For advertisers, the arithmetic is equally significant. The RMG ban threatens to wipe out roughly Rs 10,000 crore from India’s advertising expenditure, with forecasts of a 25 per cent plunge in IPL advertising revenues. Unite8 on television and Z5 in the heartlands represent new inventory and, crucially, new audiences. Brands that found themselves priced out of cricket’s increasingly expensive ecosystem will see in Unite8 and Z5 a route to aspirational, sports-watching India at a sustainable cost.
The FIFA World Cup is the first test. It is mass-market, aspirational, youth-facing, and pan-regional precisely the profile for which ZEE5’s regional architecture was built. If Zee delivers strong numbers across both linear and digital, it validates not just the FIFA deal but the entire integrated model. If it does not, the sceptics — and in Indian media, there is no shortage will be merciless.
What is happening in Indian sports broadcasting is structural rebalancing, long overdue, in which the single-platform model of JioStar’s dominance gives way to a more competitive, more diversified ecosystem. Sony provides premium global sports at disciplined cost, with a digital strategy that turns rivals into revenue partners. DD Sports provides unmatched reach to the bottom of the market, where no subscription can compete with free. Zee, at its best, can fill the middle and the regional margins simultaneously, the Unite8 channels for the living room, Z5 for the small town, the local language, the first-generation football fan watching on a Rs 8,000 Android phone.

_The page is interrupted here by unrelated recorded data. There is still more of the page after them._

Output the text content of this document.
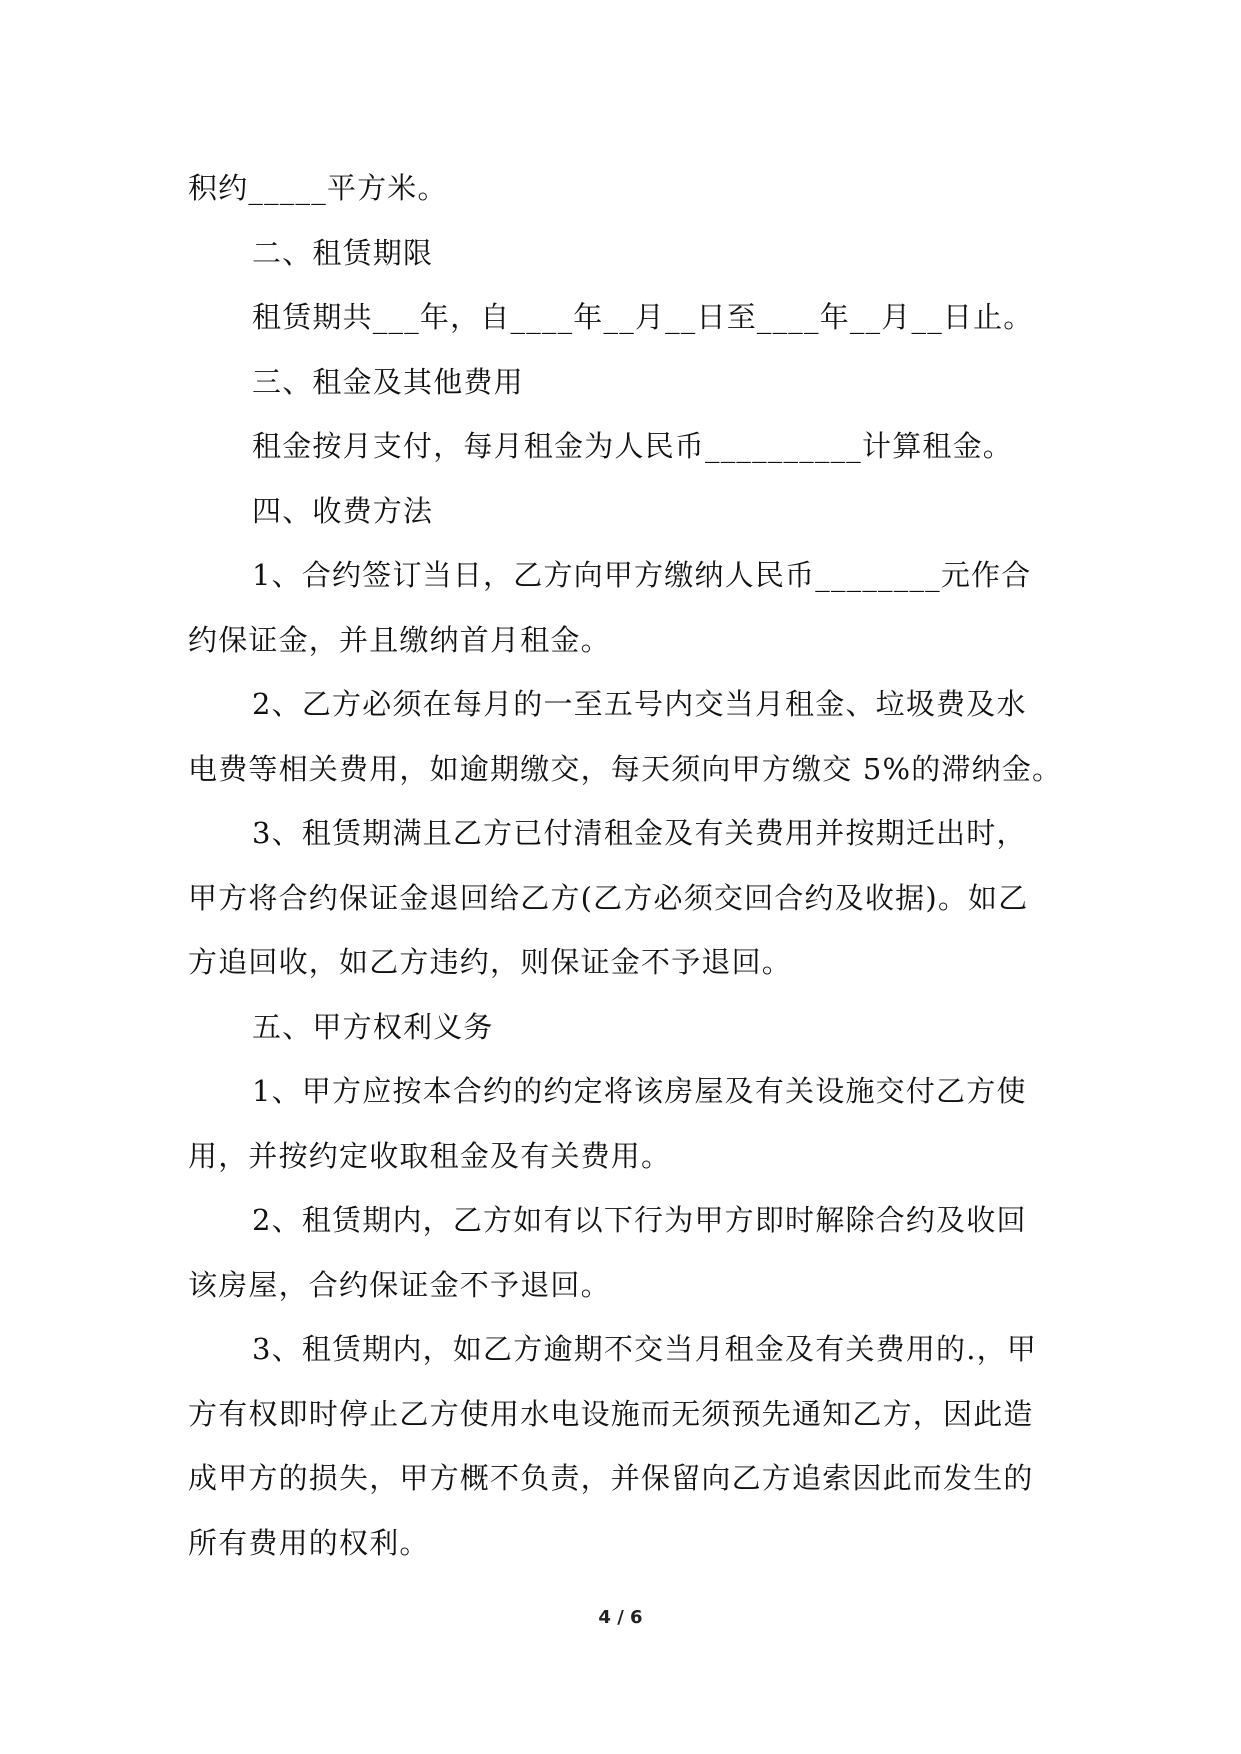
积约_____平方米。
二、租赁期限
租赁期共___年，自____年__月__日至____年__月__日止。
三、租金及其他费用
租金按月支付，每月租金为人民币__________计算租金。
四、收费方法
1、合约签订当日，乙方向甲方缴纳人民币________元作合
约保证金，并且缴纳首月租金。
2、乙方必须在每月的一至五号内交当月租金、垃圾费及水
电费等相关费用，如逾期缴交，每天须向甲方缴交 5%的滞纳金。
3、租赁期满且乙方已付清租金及有关费用并按期迁出时，
甲方将合约保证金退回给乙方(乙方必须交回合约及收据)。如乙
方追回收，如乙方违约，则保证金不予退回。
五、甲方权利义务
1、甲方应按本合约的约定将该房屋及有关设施交付乙方使
用，并按约定收取租金及有关费用。
2、租赁期内，乙方如有以下行为甲方即时解除合约及收回
该房屋，合约保证金不予退回。
3、租赁期内，如乙方逾期不交当月租金及有关费用的.，甲
方有权即时停止乙方使用水电设施而无须预先通知乙方，因此造
成甲方的损失，甲方概不负责，并保留向乙方追索因此而发生的
所有费用的权利。
4 / 6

That is a genuinely different model from anything the Indian market has seen. It is also, given the RMG-driven collapse in cricket advertising and the growing impossibility of sustaining Rs 25,000-crore loss provisions, an arguably more sustainable one.
Global sports media spending is projected to grow from $65 billion in 2025 to more than $78 billion by 2030, but the era of winner-takes-all rights acquisition in India is over. What replaces it is a market where content quality, distribution intelligence, linguistic reach, and financial discipline matter as much as the size of the cheque written to a rights holder.
India’s billion-plus sports fans, those paying subscriptions in Mumbai, watching free on DD FreeDish in Meerut, streaming in Tamil in Madurai are not loyal to platforms. They are loyal to the sport. Whoever gives them the best seat, in their own language, at the fairest price, across the most screens, will win.
Zee, with Z5 in its corner, has more seats to offer than anyone yet realises.